My event was none of those things. It was a discrete, one-off action that mattered exactly once. There was no "next one along in a moment" to paper over a drop. When the packet went missing, the action just didn't happen, and because it was network jitter that caused the drops, it happened intermittently, on a busy connection, never on my nice quiet local test. The single best way to make a bug invisible during development is to make it depend on packet loss, because your loopback never loses any.

The RPC declaration in the header, before and after

chasing a ghost

Of course I didn't suspect the RPC for hours, because RPCs are "just function calls", right? They mostly behave like one. So I went looking everywhere else first. I added logging on the server side and confirmed the function genuinely wasn't being entered on the bad runs, which at least ruled out a logic error inside it. I checked I wasn't accidentally calling it on the wrong actor, or on a client that didn't have authority, or before the connection was fully up. I checked the WithValidation function wasn't quietly rejecting the call, which it can do and which does fail silently if you've not wired up the logging for it. All clean. The call was being made on the client and simply not arriving on the server, sometimes.

The moment it clicked was when I finally read the generated boilerplate and saw the call going out on an unreliable channel. Of course it was. I'd never added Reliable, and the default had quietly decided this important one-shot event was as disposable as a movement update. One keyword. The whole afternoon, one missing keyword.

In hindsight the symptom had been telling me this all along and I wasn't listening. The failures clustered when I tested over a real connection to a remote machine and never once on the same box, which I'd lazily filed under "networking is flaky" rather than treating as the actual diagnostic signal it was. Intermittent-only-over-the-network is practically a fingerprint for an unreliable-channel problem. If the function were never registered, or called on the wrong actor, it would fail every time, deterministically. If validation were rejecting it, it would fail for specific inputs. A failure that depends purely on the physical quality of the link, and disappears entirely on loopback, is the network dropping something the engine was never asked to guarantee. I had all the evidence on day one and spent it suspecting my own logic instead.
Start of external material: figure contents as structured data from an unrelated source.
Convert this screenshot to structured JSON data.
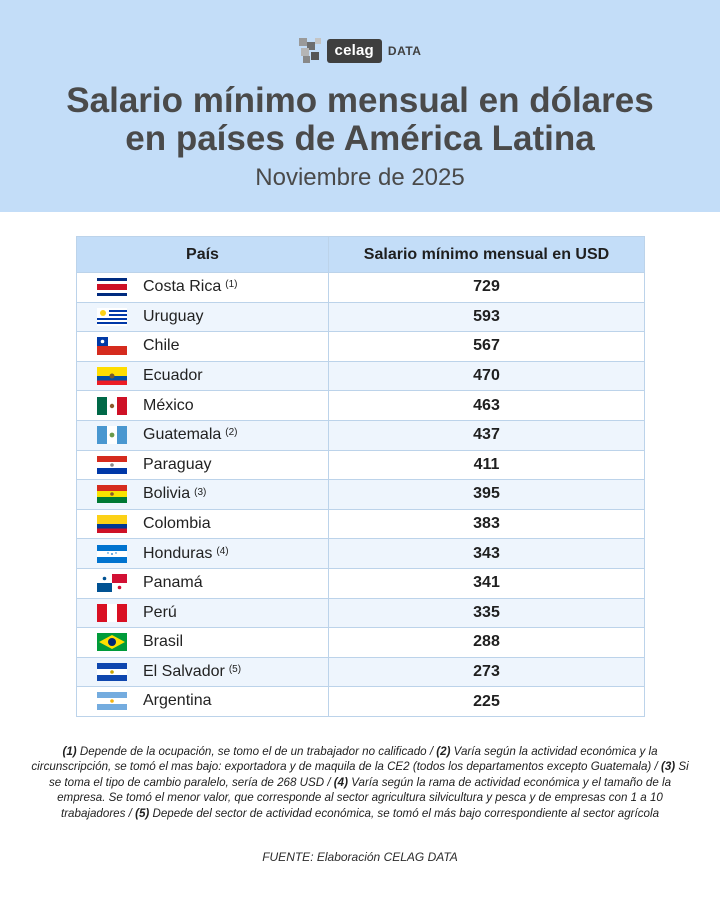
{
  "brand": {
    "name": "celag",
    "suffix": "DATA"
  },
  "header": {
    "title_line1": "Salario mínimo mensual en dólares",
    "title_line2": "en países de América Latina",
    "subtitle": "Noviembre de 2025"
  },
  "chart_data": {
    "type": "table",
    "title": "Salario mínimo mensual en dólares en países de América Latina",
    "subtitle": "Noviembre de 2025",
    "columns": [
      "País",
      "Salario mínimo mensual en USD"
    ],
    "rows": [
      {
        "country": "Costa Rica",
        "note": "(1)",
        "value": 729,
        "flag": "costa-rica-flag"
      },
      {
        "country": "Uruguay",
        "note": "",
        "value": 593,
        "flag": "uruguay-flag"
      },
      {
        "country": "Chile",
        "note": "",
        "value": 567,
        "flag": "chile-flag"
      },
      {
        "country": "Ecuador",
        "note": "",
        "value": 470,
        "flag": "ecuador-flag"
      },
      {
        "country": "México",
        "note": "",
        "value": 463,
        "flag": "mexico-flag"
      },
      {
        "country": "Guatemala",
        "note": "(2)",
        "value": 437,
        "flag": "guatemala-flag"
      },
      {
        "country": "Paraguay",
        "note": "",
        "value": 411,
        "flag": "paraguay-flag"
      },
      {
        "country": "Bolivia",
        "note": "(3)",
        "value": 395,
        "flag": "bolivia-flag"
      },
      {
        "country": "Colombia",
        "note": "",
        "value": 383,
        "flag": "colombia-flag"
      },
      {
        "country": "Honduras",
        "note": "(4)",
        "value": 343,
        "flag": "honduras-flag"
      },
      {
        "country": "Panamá",
        "note": "",
        "value": 341,
        "flag": "panama-flag"
      },
      {
        "country": "Perú",
        "note": "",
        "value": 335,
        "flag": "peru-flag"
      },
      {
        "country": "Brasil",
        "note": "",
        "value": 288,
        "flag": "brazil-flag"
      },
      {
        "country": "El Salvador",
        "note": "(5)",
        "value": 273,
        "flag": "el-salvador-flag"
      },
      {
        "country": "Argentina",
        "note": "",
        "value": 225,
        "flag": "argentina-flag"
      }
    ]
  },
  "footnotes": [
    {
      "marker": "(1)",
      "text": " Depende de la ocupación, se tomo el de un trabajador no calificado / "
    },
    {
      "marker": "(2)",
      "text": " Varía según la actividad económica y la circunscripción, se tomó el mas bajo: exportadora y de maquila de la CE2 (todos los departamentos excepto Guatemala) / "
    },
    {
      "marker": "(3)",
      "text": " Si se toma el tipo de cambio paralelo, sería de 268 USD / "
    },
    {
      "marker": "(4)",
      "text": " Varía según la rama de actividad económica y el tamaño de la empresa. Se tomó el menor valor, que corresponde al sector agricultura silvicultura y pesca y de empresas con 1 a 10 trabajadores / "
    },
    {
      "marker": "(5)",
      "text": " Depede del sector de actividad económica, se tomó el más bajo correspondiente al sector agrícola"
    }
  ],
  "source": "FUENTE: Elaboración CELAG DATA",
  "colors": {
    "header_bg": "#c3ddf8",
    "row_alt": "#eef5fd",
    "border": "#bcd3ea",
    "title": "#4a4a4a"
  }
}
The packet flow, reliable channel versus best-effort

the footgun, named

Adding Reliable fixed it instantly and completely, and I've not seen the event go missing since, even under deliberately awful simulated network conditions. Unreal has a built-in network emulation setting precisely for this, letting you inject packet loss and latency, and I now run a chunk of my testing with a few percent loss dialled in specifically to flush out exactly this class of bug. If a feature breaks under simulated loss, it was relying on reliability it never asked for.

The footgun is this: the default is unreliable, the failure mode is silence, and your development environment hides it perfectly. Three things lining up to let you ship something that works on your machine and flakes in the wild. The mental model that bit me is treating RPCs like local function calls, where a call always runs. They aren't. They're messages across a lossy network, and the contract is whatever reliability flag you set, or whatever the default sets for you when you forget.
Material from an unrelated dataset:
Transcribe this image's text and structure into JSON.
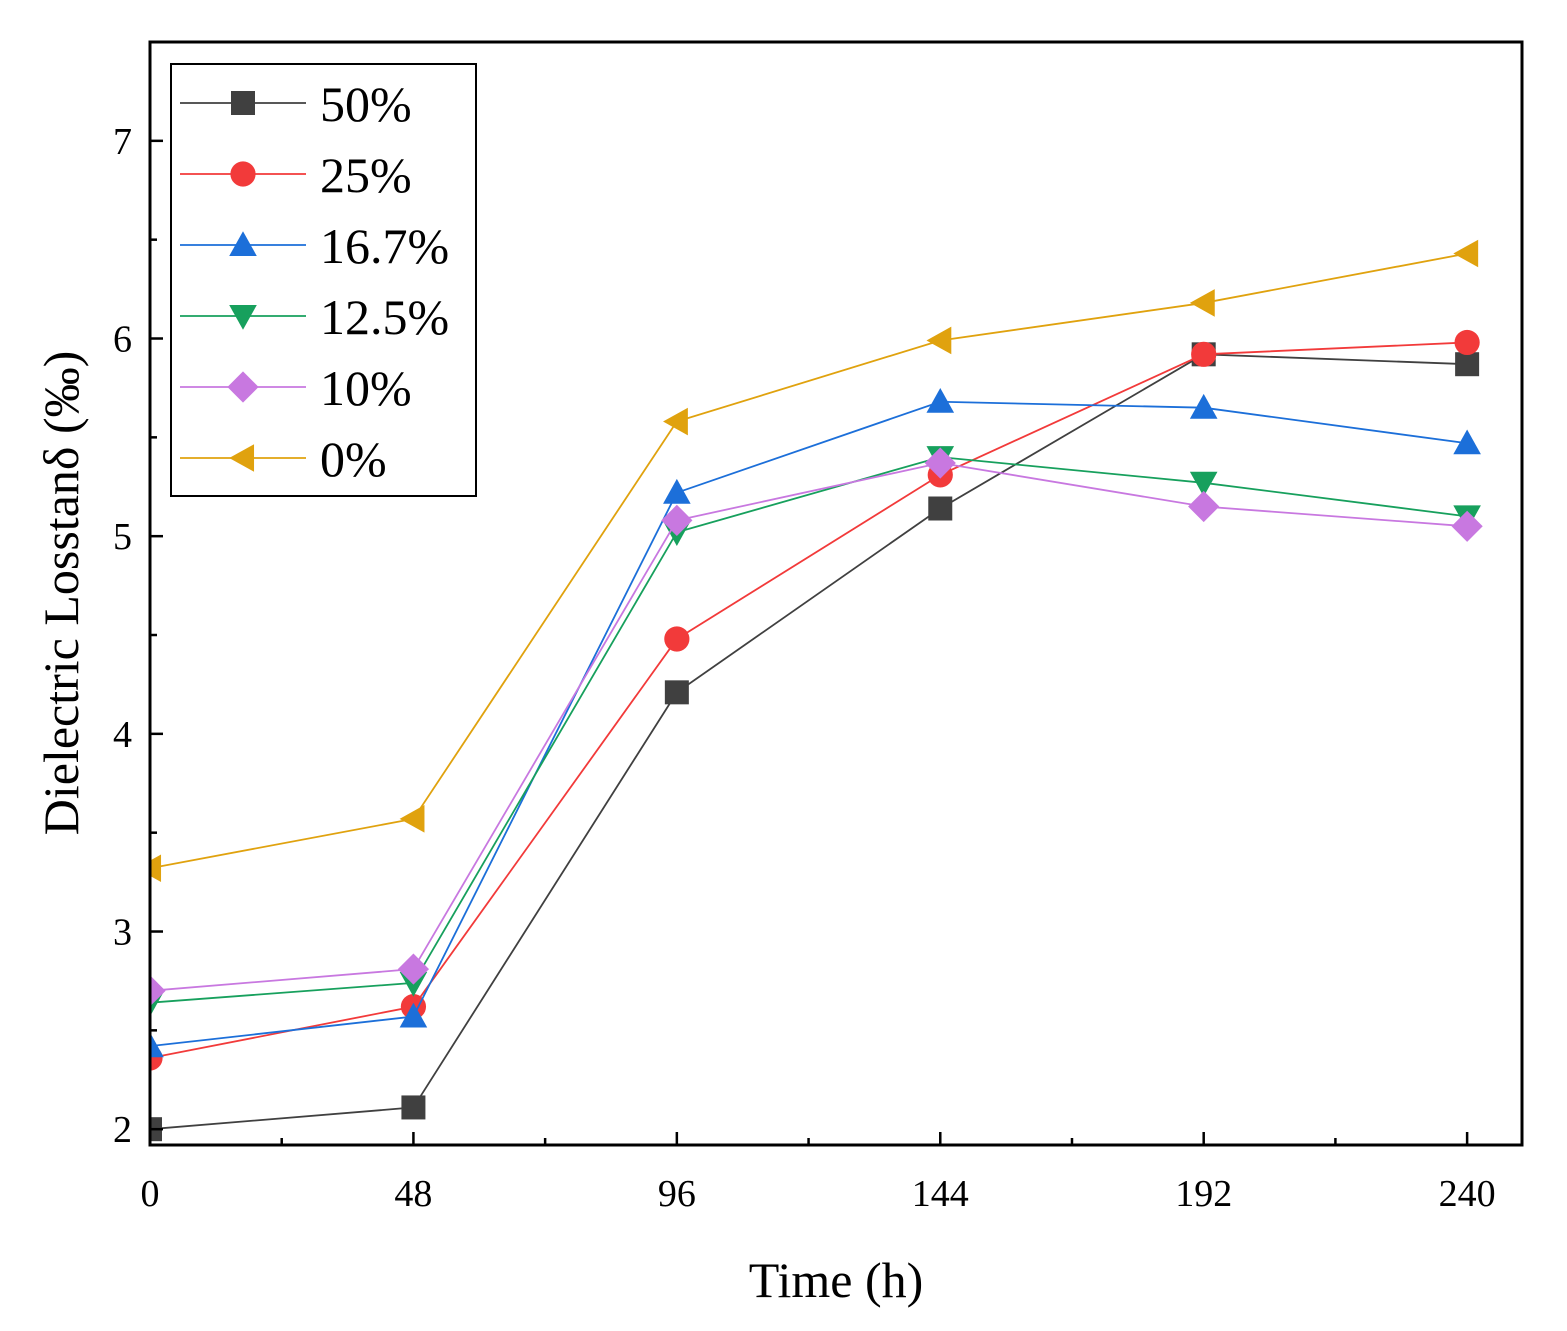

So the rule I've written on the metaphorical wall: every RPC gets an explicit reliability decision, on purpose, in the declaration. If it's a discrete event that has to land, it's Reliable, no exceptions. If it's a frequent update where the next one covers a miss, it's Unreliable, and I've thought about why. The thing I will not do again is leave it to the default and find out the hard way, one dropped packet at a time, on a Sunday I'd rather have spent doing almost anything else.